Des scientifiques grecs et étrangers « décryptent », en ayant recours à l’innovation, aussi bien la ruche que ses produits afin de collecter des données sur les pesticides et sur les polluants environnementaux tels que les métaux lourds présents dans l’air ou recueillis et rapportés par les abeilles à l’intérieur de la ruche. Neuf pays, dont la Grèce, à travers l’Organisation agricole grecque DEMETER (ELGO), explorent et examinent la méthode la plus appropriée et non invasive permettant de contrôler l’exposition des abeilles aux pesticides.
Afin de pouvoir collecter les données sur les éléments précités, ils ont utilisé une méthode innovante.

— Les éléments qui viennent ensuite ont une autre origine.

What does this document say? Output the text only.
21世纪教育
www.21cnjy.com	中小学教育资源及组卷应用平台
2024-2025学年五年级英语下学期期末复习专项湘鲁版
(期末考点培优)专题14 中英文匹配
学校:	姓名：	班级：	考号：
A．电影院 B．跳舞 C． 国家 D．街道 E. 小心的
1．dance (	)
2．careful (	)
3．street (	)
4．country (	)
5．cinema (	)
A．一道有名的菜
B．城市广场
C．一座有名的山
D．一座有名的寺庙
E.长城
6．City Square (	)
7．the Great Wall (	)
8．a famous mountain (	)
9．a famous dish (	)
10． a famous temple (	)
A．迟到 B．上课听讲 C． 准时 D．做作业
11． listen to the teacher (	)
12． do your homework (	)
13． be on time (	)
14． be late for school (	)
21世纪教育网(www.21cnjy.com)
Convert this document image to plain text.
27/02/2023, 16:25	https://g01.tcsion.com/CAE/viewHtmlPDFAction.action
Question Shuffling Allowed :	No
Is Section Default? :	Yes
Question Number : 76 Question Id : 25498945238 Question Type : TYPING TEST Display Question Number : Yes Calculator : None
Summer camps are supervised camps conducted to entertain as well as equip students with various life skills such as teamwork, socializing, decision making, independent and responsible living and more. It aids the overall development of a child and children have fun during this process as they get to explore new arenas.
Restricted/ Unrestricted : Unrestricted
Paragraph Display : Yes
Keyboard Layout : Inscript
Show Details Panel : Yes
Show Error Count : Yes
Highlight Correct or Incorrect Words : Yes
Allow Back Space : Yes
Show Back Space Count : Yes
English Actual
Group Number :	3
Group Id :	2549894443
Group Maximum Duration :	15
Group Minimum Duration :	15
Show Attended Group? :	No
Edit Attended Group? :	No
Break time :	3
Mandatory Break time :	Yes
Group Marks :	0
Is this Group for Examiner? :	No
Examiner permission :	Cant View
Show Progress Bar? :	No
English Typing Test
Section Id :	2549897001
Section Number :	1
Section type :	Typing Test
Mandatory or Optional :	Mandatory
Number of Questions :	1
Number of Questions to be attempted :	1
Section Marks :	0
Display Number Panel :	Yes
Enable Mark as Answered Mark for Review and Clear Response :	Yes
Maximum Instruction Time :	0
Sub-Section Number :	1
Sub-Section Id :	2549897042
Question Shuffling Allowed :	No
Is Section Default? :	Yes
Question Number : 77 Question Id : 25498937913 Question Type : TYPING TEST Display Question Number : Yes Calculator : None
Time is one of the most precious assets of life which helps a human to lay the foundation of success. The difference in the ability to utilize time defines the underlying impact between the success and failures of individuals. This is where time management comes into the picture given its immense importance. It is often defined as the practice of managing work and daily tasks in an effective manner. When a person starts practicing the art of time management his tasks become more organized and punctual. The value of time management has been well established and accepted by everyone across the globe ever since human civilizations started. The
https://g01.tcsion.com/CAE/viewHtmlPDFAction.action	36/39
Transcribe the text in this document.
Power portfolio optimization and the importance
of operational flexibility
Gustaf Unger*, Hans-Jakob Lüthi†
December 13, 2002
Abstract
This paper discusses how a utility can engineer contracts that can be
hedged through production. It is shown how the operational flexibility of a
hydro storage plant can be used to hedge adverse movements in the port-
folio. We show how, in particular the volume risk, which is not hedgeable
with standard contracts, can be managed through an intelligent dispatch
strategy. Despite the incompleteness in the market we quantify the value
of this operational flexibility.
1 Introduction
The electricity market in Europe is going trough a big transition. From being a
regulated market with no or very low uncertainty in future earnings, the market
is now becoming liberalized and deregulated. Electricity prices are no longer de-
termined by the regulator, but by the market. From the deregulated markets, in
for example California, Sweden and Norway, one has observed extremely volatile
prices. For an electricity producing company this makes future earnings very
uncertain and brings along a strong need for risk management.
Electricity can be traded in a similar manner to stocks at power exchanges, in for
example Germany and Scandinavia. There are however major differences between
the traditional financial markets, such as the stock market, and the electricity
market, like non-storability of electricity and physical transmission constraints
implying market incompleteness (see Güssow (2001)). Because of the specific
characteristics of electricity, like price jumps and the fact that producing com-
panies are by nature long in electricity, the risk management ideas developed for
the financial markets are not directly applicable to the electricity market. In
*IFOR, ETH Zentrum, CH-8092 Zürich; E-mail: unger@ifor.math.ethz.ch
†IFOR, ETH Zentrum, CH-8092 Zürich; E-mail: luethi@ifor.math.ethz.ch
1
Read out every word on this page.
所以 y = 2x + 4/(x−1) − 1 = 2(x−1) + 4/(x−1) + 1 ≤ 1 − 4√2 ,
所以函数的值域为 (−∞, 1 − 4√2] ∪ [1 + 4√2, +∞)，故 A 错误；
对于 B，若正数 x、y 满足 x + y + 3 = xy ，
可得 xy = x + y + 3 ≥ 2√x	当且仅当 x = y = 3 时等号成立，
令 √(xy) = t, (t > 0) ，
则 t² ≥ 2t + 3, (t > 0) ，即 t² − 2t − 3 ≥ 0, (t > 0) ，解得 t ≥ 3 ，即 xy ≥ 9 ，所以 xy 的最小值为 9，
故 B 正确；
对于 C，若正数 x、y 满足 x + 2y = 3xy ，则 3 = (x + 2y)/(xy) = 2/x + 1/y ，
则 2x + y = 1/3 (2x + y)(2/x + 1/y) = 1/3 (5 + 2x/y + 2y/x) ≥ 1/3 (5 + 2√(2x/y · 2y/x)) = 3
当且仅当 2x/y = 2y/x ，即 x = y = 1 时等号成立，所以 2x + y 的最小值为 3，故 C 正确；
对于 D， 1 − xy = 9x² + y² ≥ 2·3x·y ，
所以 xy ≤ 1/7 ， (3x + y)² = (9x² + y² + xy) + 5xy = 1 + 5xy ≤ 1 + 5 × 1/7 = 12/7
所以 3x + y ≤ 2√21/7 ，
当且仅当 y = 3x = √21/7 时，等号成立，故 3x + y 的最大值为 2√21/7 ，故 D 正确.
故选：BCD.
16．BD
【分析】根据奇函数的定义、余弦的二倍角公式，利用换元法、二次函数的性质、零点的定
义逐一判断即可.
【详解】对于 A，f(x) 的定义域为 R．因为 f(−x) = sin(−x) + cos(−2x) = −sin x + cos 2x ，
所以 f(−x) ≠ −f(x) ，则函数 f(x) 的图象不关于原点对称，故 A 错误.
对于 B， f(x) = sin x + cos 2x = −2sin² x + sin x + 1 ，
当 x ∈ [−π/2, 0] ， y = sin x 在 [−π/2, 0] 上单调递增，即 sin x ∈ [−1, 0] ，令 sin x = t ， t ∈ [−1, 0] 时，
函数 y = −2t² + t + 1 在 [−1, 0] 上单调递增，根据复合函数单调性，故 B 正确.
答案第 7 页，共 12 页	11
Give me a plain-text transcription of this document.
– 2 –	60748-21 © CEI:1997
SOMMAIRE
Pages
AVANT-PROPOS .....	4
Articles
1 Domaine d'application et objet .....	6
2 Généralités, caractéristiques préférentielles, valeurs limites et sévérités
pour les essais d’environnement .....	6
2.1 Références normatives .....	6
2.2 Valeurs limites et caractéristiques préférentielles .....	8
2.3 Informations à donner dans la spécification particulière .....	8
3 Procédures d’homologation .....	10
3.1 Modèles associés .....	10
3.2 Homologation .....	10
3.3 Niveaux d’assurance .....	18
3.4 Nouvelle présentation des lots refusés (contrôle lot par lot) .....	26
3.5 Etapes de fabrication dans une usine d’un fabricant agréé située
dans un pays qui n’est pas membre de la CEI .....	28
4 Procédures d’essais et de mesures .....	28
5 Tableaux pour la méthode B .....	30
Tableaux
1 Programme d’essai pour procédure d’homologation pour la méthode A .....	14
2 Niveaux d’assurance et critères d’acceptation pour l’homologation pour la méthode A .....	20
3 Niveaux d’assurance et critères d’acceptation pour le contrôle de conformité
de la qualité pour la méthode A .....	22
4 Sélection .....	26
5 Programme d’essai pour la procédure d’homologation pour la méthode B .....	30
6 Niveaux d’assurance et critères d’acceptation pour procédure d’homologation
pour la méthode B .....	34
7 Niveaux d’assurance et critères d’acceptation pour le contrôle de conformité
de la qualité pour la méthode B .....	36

Les scientifiques ont créé une petite tablette, de la taille de la paume de la main, qui est placée à l’intérieur de la ruche et absorbe les substances que les abeilles ont amenées depuis l’environnement extérieur vers la ruche, mesurant ainsi la quantité de pesticides. S’agissant des métaux lourds, ils ont examiné la propolis produite par les abeilles et ont utilisé des anneaux en silicone, également placés à l’intérieur de la ruche, pour collecter des données sur les hydrocarbures aromatiques.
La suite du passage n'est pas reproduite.